Item Representation: DataNatuRe, Ecoinform

Joghurt Mahlitzsch

Both, DataNatuRe as well as Ecoinform are currently primarily for german data consumers – perhaps that will change some time in the future.

For some time now, DataNatuRe has been building a product database for the organic and natural goods trade. In addition to data from our proprietary “Ökobox”-pool and that of the pioneer in this field, Ecoinform, our shops can now also display data from this new source.

In the online shop we need descriptions, pictures, exact manufacturer information and details of the ingredients. This is important for displaying, filtering and organizing information on the web pages. However, some of these are also important in the ERP backend. Anyone who has already registered new articles in the system knows how time-consuming this process can be.

Of course, it is as simple as possible for the seller if this data is complete and uniform, because then the import can be done automatically. Unfortunately, this is not always the case: why is it so difficult to get good article information for the online shop? Or to put it another way: why is it so difficult to build a unified database?

On the one hand, not every manufacturer has the capacity to present its products well for all sales channels. For example, an image should usually be high-resolution and rich in detail for printing, while for an article list in the online shop a striking and less data-intensive smaller image is more likely.

On the other hand, a central database is used by many people in different positions. They often have a very specific look at the data: Bookkeepers, for example, tend to look at prices rather than pictures, while marketing people focus on the text and the picture, rather than the ingredients. Statisticians compare merchandise categories and need the articles in a certain order. Some mean well and fill in the fields for description-long, descriptive-medium and description-short, others are in a hurry and write a sentence in the “-lang” field.

The article information also differs according to the product group – i. e. there are different data fields for a cheese (e. g. fat content, rind or rind type) than for a wine (drinking temperature or decanting time). And then the structure and type of data are not the same: the fat level is expressed in %, but there must be clear indications in the country of origin. Allergens can be one or 10, certifiers usually have one, but sometimes several.
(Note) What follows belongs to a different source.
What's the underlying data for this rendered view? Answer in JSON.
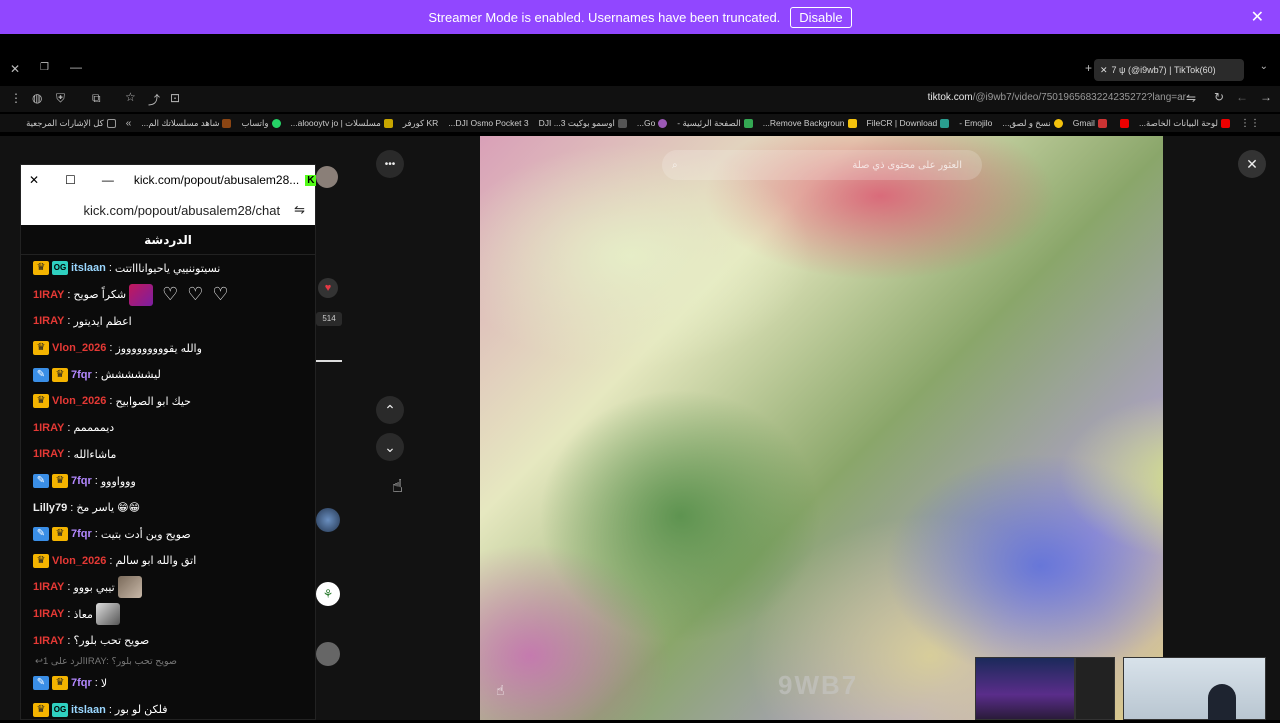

This complexity is even evident in DataNatuRe’s rather young database, which is designed with modern means and on a broad basis. This way we get all the information for our system, but the preparation is not easy:

  • From the large number of data fields (more than 1000 in total) the relevant data fields for filtering or display in the online shop must be selected – even though the merchandise category assignment in the individual shops usually does not correspond to the data supplier’s specifications.
  • Many numerical values are not entered homogeneously and cannot be compared easily, e. g. during filtering (100ml are 0.1l, but a computer does not know this easily)
  • Despite a lot of trouble with the input masks, I have already seen vegans, which is explicitly not vegetarian, or a chicken broth which explicitly does not contain pork (oh).
  • It often happens that some articles have a super detailed description, others don’t – if these articles stand side by side in the shop, for example, this is noticeable negatively – not to mention article names that wind around the screen.
  • Unfortunately, images are typically not available on the web – optimized for small and large screens, for detail or list display. This is where automated image processing algorithms come into play, which have to cope with very different raw materials.

Last but not least, there is a series of additional information which in turn requires data to be added by other sources. For example, we have our own data pools with information on manufacturers, associations or origin marks.

In order to make the use of all these information details as easy as possible, the InfoPool module is available in the PCG. Not only can groups of articles be edited en-mass, but you can also simplify your work with the help of simple dependency rules. Finally, the information must be correct, even if the manufacturer changes the formulation of a cream, for example.

The different pools can be activated in the shop settings. For fast results, the system can easily add missing information from these data sources, e. g. by assigning them via GTIN. There are also statistics on their use and query options, which can be used during data entry and for checking purposes.